We are going now to describe the general differences between the members of the siblings.

 

The characteristics :

 

The eldest:

At the beginning of his life, the eldest is an only child. He has all the attention of his parents and can be overprotected, so when the second comes it can be unsettling. Indeed, he has to share the love of his parents (love he had integrally before). It causes jealousy and rivalry between the two children. But this competition doesn’t prevent strong complicity and protection from the eldest. He is like a confident for the second. He is often considered like the example to follow. That makes him to be responsible and puts on him a certain pressure. The parents expect a lot of things from the eldest. He experiments everything first; he is the first to go to school, to go out, to do everything. He has to make his own experience and that develops qualities like resourcefulness or to know how to negotiate. He shows the road to his brothers and sisters.

 

The second:

When he comes, the parents are less stressed and more experienced. He has an other child so they know how to do and behave with this second child. But he feels grief to find his place in the siblings. He is constantly torned between being the older with the eldest and the younger with the third child. He doesn’t know if he has to follow the eldest’s road or to create his own road. He has to be responsible in front of the youngest but he isn’t the main example. He has to adapt to every situations. But as the eldest has taken some responsibilities early the second can feel less concerned and care less of tasks to accomplish. But he can also have the feeling of inferiority and consequently thinks that he should vie with his big brother/sister. An impression of being less loved or having less attention can be felt.

 

The youngest:

From his birth, the parents want to enjoy for the last time the growing-up of their child. The mother wants to profit his last maternity and wants it unending. She overprotects her child.

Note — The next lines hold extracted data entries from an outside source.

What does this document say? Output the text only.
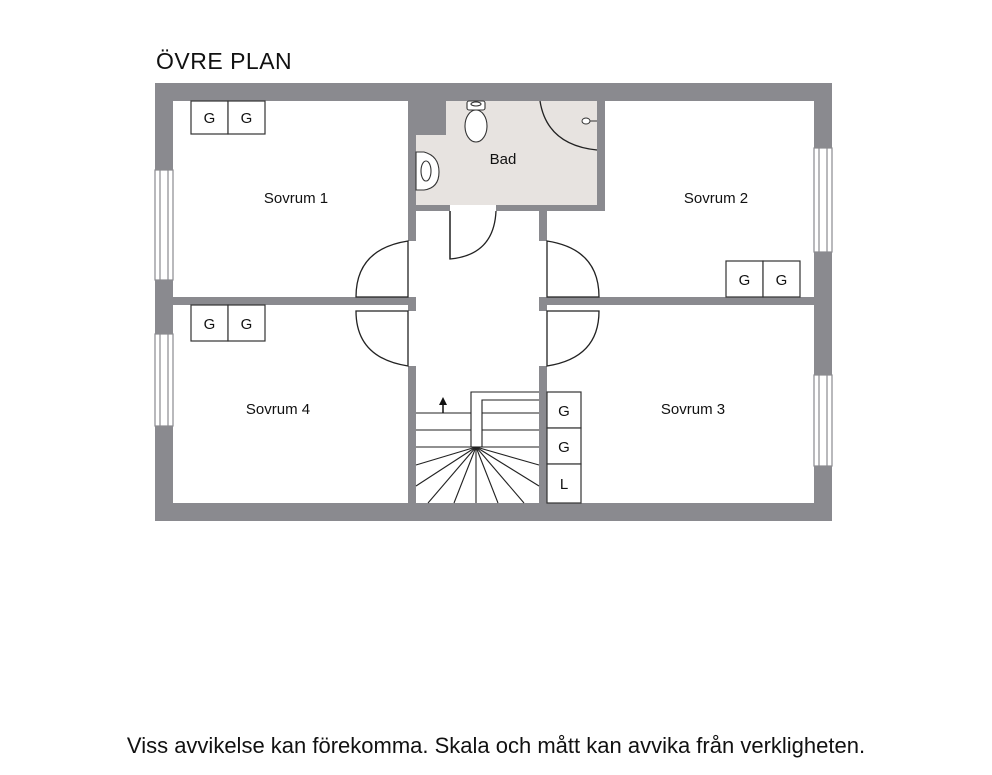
ÖVRE PLAN
G G
G G
G G
G
G
L
Sovrum 1	Sovrum 2
Sovrum 3
Sovrum 4
Bad
Viss avvikelse kan förekomma. Skala och mått kan avvika från verkligheten.
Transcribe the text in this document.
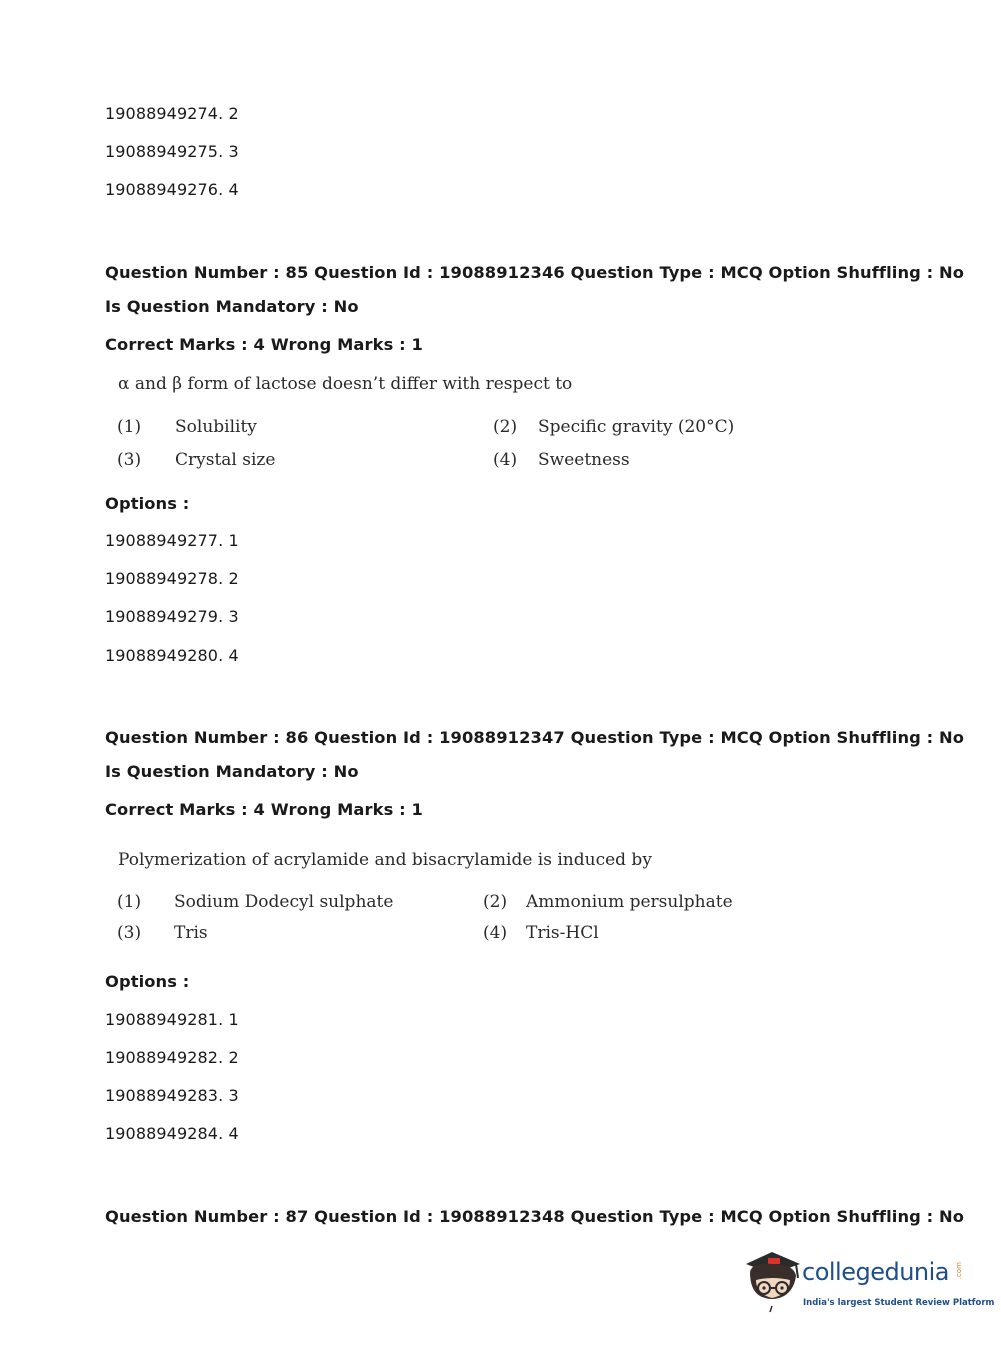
19088949274. 2
19088949275. 3
19088949276. 4
Question Number : 85 Question Id : 19088912346 Question Type : MCQ Option Shuffling : No
Is Question Mandatory : No
Correct Marks : 4 Wrong Marks : 1
α and β form of lactose doesn’t differ with respect to
(1) Solubility	(2) Specific gravity (20°C)
(3) Crystal size	(4) Sweetness
Options :
19088949277. 1
19088949278. 2
19088949279. 3
19088949280. 4
Question Number : 86 Question Id : 19088912347 Question Type : MCQ Option Shuffling : No
Is Question Mandatory : No
Correct Marks : 4 Wrong Marks : 1
Polymerization of acrylamide and bisacrylamide is induced by
(1) Sodium Dodecyl sulphate	(2) Ammonium persulphate
(3) Tris	(4) Tris-HCl
Options :
19088949281. 1
19088949282. 2
19088949283. 3
19088949284. 4
Question Number : 87 Question Id : 19088912348 Question Type : MCQ Option Shuffling : No
collegedunia .com
India's largest Student Review Platform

He will always send back the picture of the smallest and that can move him away from his brothers/sisters. So to find his place close to his brothers/sisters he has to “fight” making his point in front of his family. During the discussions, he doesn’t give his opinion and doesn’t feel concerned. He feels inferior intellectually and doesn’t dare to intervene. He follows the rest of the family. The other members should make him participate and help him to integrate himself. The youngest is very quickly mature and acquire a lot of knowledge which is not usual for a child of his age. He lives things prematurely.

 

Relationship between Wesley and Frank:

 

Frank is the oldest and has always benefited the entire attention of his father, Julian. He is very proud of his son who made good studies and exploits in army (p.26). He became a good and respected doctor. As to Wesley, he follows his father’s road and becomes a simple sheriff thanks to his father. He hadn’t any other ambition and chose the easy way but also to be well seen by his father. His brother distances himself from his father. But as it was usual at that time, the first child always had all the privileges and he was the heir. In the novel Montana, we can see that Frank is better considered by his father than Wesley.

 

The impression felt by the second of being less loved and having less intention is obvious by Wesley. His father hasn’t any respect for his son and doesn’t listen to him. He could do anything to salve Frank without caring of Wesley’s feelings (p.108). Frank feels superior in front of his brother and likes being the eldest.